Diese an sich plausible Handhabung griff das Finanzamt im Rahmen einer Lohnsteueraußenprüfung auf. Es sah den vollständigen Belegnachweis durch die Schätzung als nicht erfüllt an und verwarf daraufhin das Fahrtenbuch als nicht ordnungsgemäß. Und pauschalierte daher den Privatanteil nach der Ein-Prozent-Methode beziehungsweise die Fahrten zwischen Wohnung und erster Tätigkeitsstelle nach der 0,03-Prozent-Methode.
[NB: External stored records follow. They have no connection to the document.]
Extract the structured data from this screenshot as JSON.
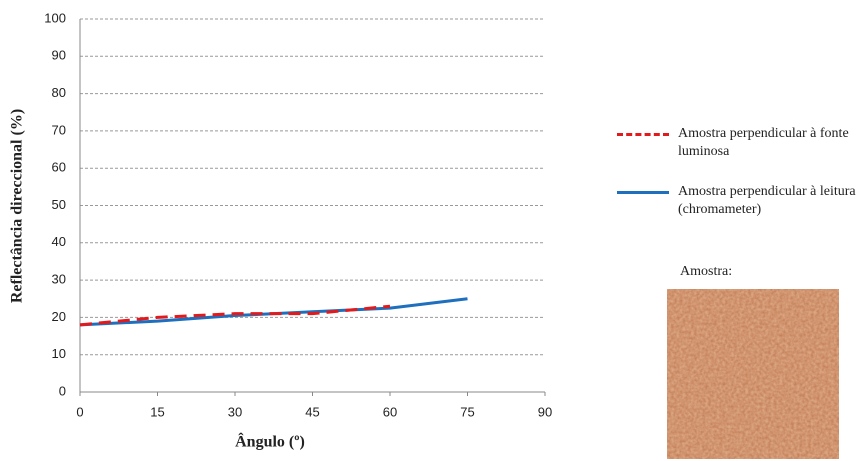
{
  "chart_data": {
    "type": "line",
    "x_label": "Ângulo (º)",
    "y_label": "Reflectância direccional (%)",
    "x": [
      0,
      15,
      30,
      45,
      60,
      75
    ],
    "series": [
      {
        "name": "Amostra perpendicular à fonte luminosa",
        "color": "#e31a1c",
        "dash": true,
        "values": [
          18,
          20,
          21,
          21,
          23,
          null
        ]
      },
      {
        "name": "Amostra perpendicular à leitura (chromameter)",
        "color": "#1f6fbf",
        "dash": false,
        "values": [
          18,
          19,
          20.5,
          21.5,
          22.5,
          25
        ]
      }
    ],
    "xlim": [
      0,
      90
    ],
    "xticks": [
      0,
      15,
      30,
      45,
      60,
      75,
      90
    ],
    "ylim": [
      0,
      100
    ],
    "yticks": [
      0,
      10,
      20,
      30,
      40,
      50,
      60,
      70,
      80,
      90,
      100
    ],
    "grid": true,
    "legend": "right",
    "inset_label": "Amostra:"
  }
}
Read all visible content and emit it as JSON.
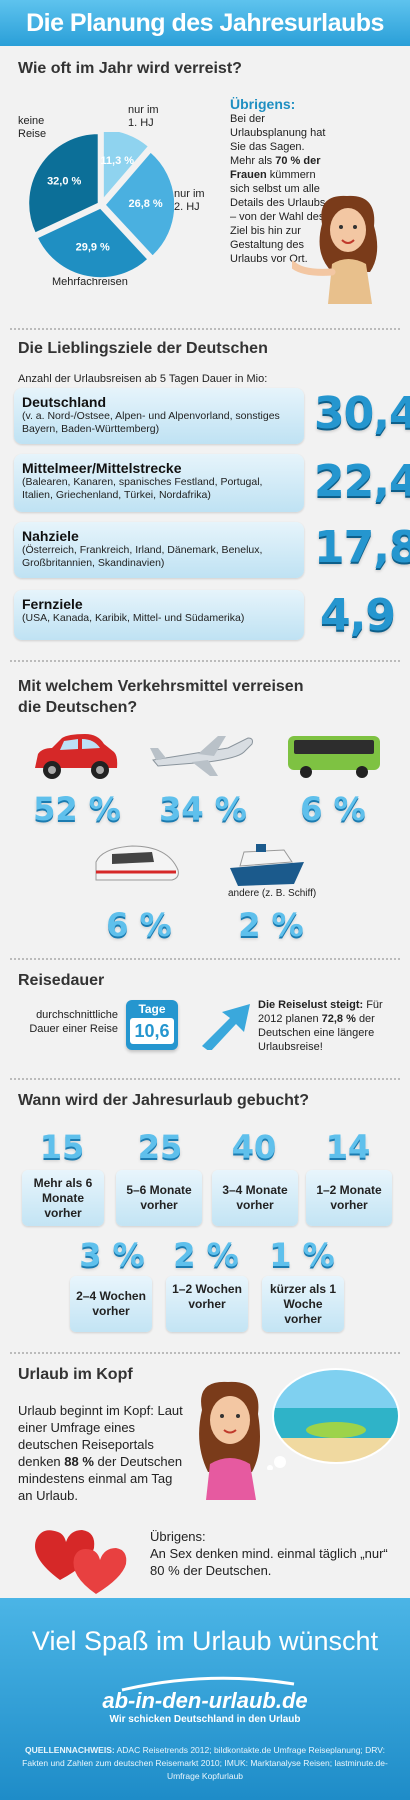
{
  "header": {
    "title": "Die Planung des Jahresurlaubs"
  },
  "frequency": {
    "title": "Wie oft im Jahr wird verreist?",
    "slices": [
      {
        "label": "nur im 1. HJ",
        "value": "11,3 %",
        "pct": 11.3,
        "color": "#8fd3ef"
      },
      {
        "label": "nur im 2. HJ",
        "value": "26,8 %",
        "pct": 26.8,
        "color": "#4ab0e0"
      },
      {
        "label": "Mehrfachreisen",
        "value": "29,9 %",
        "pct": 29.9,
        "color": "#1f8fc2"
      },
      {
        "label": "keine Reise",
        "value": "32,0 %",
        "pct": 32.0,
        "color": "#0c6f98"
      }
    ],
    "note_title": "Übrigens:",
    "note_text_1": "Bei der Urlaubsplanung hat Sie das Sagen. Mehr als",
    "note_bold": "70 % der Frauen",
    "note_text_2": "kümmern sich selbst um alle Details des Urlaubs – von der Wahl des Ziel bis hin zur Gestaltung des Urlaubs vor Ort."
  },
  "destinations": {
    "title": "Die Lieblingsziele der Deutschen",
    "subtitle": "Anzahl der Urlaubsreisen ab 5 Tagen Dauer in Mio:",
    "items": [
      {
        "name": "Deutschland",
        "desc": "(v. a. Nord-/Ostsee, Alpen- und Alpenvorland, sonstiges Bayern, Baden-Württemberg)",
        "value": "30,4"
      },
      {
        "name": "Mittelmeer/Mittelstrecke",
        "desc": "(Balearen, Kanaren, spanisches Festland, Portugal, Italien, Griechenland, Türkei, Nordafrika)",
        "value": "22,4"
      },
      {
        "name": "Nahziele",
        "desc": "(Österreich, Frankreich, Irland, Dänemark, Benelux, Großbritannien, Skandinavien)",
        "value": "17,8"
      },
      {
        "name": "Fernziele",
        "desc": "(USA, Kanada, Karibik, Mittel- und Südamerika)",
        "value": "4,9"
      }
    ]
  },
  "transport": {
    "title_1": "Mit welchem Verkehrsmittel verreisen",
    "title_2": "die Deutschen?",
    "items": [
      {
        "icon": "car-icon",
        "value": "52 %"
      },
      {
        "icon": "airplane-icon",
        "value": "34 %"
      },
      {
        "icon": "bus-icon",
        "value": "6 %"
      },
      {
        "icon": "train-icon",
        "value": "6 %"
      },
      {
        "icon": "ship-icon",
        "value": "2 %",
        "note": "andere (z. B. Schiff)"
      }
    ]
  },
  "duration": {
    "title": "Reisedauer",
    "label": "durchschnittliche Dauer einer Reise",
    "badge_label": "Tage",
    "badge_value": "10,6",
    "trend_bold": "Die Reiselust steigt:",
    "trend_text_1": "Für 2012 planen",
    "trend_pct": "72,8 %",
    "trend_text_2": "der Deutschen eine längere Urlaubsreise!"
  },
  "booking": {
    "title": "Wann wird der Jahresurlaub gebucht?",
    "row1": [
      {
        "pct": "15 %",
        "label": "Mehr als 6 Monate vorher"
      },
      {
        "pct": "25 %",
        "label": "5–6 Monate vorher"
      },
      {
        "pct": "40 %",
        "label": "3–4 Monate vorher"
      },
      {
        "pct": "14 %",
        "label": "1–2 Monate vorher"
      }
    ],
    "row2": [
      {
        "pct": "3 %",
        "label": "2–4 Wochen vorher"
      },
      {
        "pct": "2 %",
        "label": "1–2 Wochen vorher"
      },
      {
        "pct": "1 %",
        "label": "kürzer als 1 Woche vorher"
      }
    ]
  },
  "mind": {
    "title": "Urlaub im Kopf",
    "text_1": "Urlaub beginnt im Kopf: Laut einer Umfrage eines deutschen Reiseportals denken",
    "text_bold": "88 %",
    "text_2": "der Deutschen mindestens einmal am Tag an Urlaub.",
    "note_title": "Übrigens:",
    "note_text": "An Sex denken mind. einmal täglich „nur“ 80 % der Deutschen."
  },
  "footer": {
    "wish": "Viel Spaß im Urlaub wünscht",
    "logo": "ab-in-den-urlaub.de",
    "slogan": "Wir schicken Deutschland in den Urlaub",
    "sources_label": "QUELLENNACHWEIS:",
    "sources": "ADAC Reisetrends 2012; bildkontakte.de Umfrage Reiseplanung; DRV: Fakten und Zahlen zum deutschen Reisemarkt 2010; IMUK: Marktanalyse Reisen; lastminute.de-Umfrage Kopfurlaub"
  }
}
Dabei bezog sich die Finanzverwaltung auf ein jüngeres Urteil des Finanzgerichts München vom 29. Januar 2018 (Az.: 7 K 3118/16). Demnach kommt bei Anwendung der Fahrtenbuchmethode eine Schätzung von Aufwendungen selbst dann nicht in Betracht, wenn der Arbeitgeber die Kosten seiner Dienstwagen nicht im Einzelnen erfasst hat und es daher dem Arbeitnehmer nahezu unmöglich ist, die Aufwendungen zu belegen. Zur Begründung hatte das Finanzgericht auf die jüngere Rechtsprechung des Bundesfinanzhofs verwiesen, der mit Urteil vom 3. September 2015 (Az.: VI R 27/14) erkannt hatte, dass es bei Anwendung der Fahrtenbuchmethode grundsätzlich erforderlich ist, die gesamten Fahrzeugkosten durch Belege nachzuweisen.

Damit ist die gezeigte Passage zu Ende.